Executive orders on the fate of immigrants

Twenty-eight years ago, a six-year-old was bundled onto a jet plane in Beijing and conducted by kind stewardesses to her parents in New York. It was 1990, bare months after thousands of student demonstrators were cut down and hosed off the city square for petitioning the Chinese government for democracy.

After President George HW Bush vetoed a Congressional bill to protect Chinese international students, pressure from Congress and the press led him to issue an executive order extending a hold on deportation of Chinese students, allowing students with expired or revoked passports to apply for temporary worker status, and extending work authorization to Chinese nationals here at the time of the massacre. This provided a once-in-a-lifetime opportunity for my parents to stay here after completing their degrees, so they sent for me and eventually had my brother, a second child who would have been barred by Chinese law.

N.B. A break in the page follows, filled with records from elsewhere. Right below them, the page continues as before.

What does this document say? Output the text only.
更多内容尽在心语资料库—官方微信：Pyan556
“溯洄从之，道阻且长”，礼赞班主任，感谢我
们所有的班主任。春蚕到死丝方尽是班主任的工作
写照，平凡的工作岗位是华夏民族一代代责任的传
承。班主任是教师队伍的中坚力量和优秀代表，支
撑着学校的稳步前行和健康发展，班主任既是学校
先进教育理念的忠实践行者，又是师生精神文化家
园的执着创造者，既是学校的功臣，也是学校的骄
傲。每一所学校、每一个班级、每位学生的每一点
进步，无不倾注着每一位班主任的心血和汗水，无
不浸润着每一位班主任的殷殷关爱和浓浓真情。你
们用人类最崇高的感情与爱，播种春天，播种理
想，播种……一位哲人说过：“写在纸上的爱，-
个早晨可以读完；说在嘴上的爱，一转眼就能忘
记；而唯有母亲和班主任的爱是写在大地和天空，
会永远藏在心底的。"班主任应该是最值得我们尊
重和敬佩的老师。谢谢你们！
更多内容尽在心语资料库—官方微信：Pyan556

I'll never know the extent to which any of my family might have been persecuted for pro-democracy views. The topic is still actively suppressed in Beijing in a cyber arms race bottomlined by thuggish intimidation and imprisonment. I do know that it's far from the minds of most Americans, including Chinese and other Asian Americans, when considering the nation's immigration policy.

And why should it be foremost? We mustn't wait for atrocities to open our hearts to those in need: the influx of Jews and other refugees during WWII were primarily opposed by the American public at the time. How do we regard that hatred and alienation now, with our incomplete immigration system spiked with reluctant executive orders, loomed over by an activist Supreme Court?

Facing political polarization, I turn to the ultimate lesson of Mahayana Buddhism: we are interconnected. Over the next weeks, I will share interviews with other immigrants on this blog on subjects including racism and social conservatism. In the meantime, take care of yourselves and reach out to those whose views seem offensive and difficult. Our sense of separation is but a seductive delusion.

May all be safe and protected from inner and outer harm.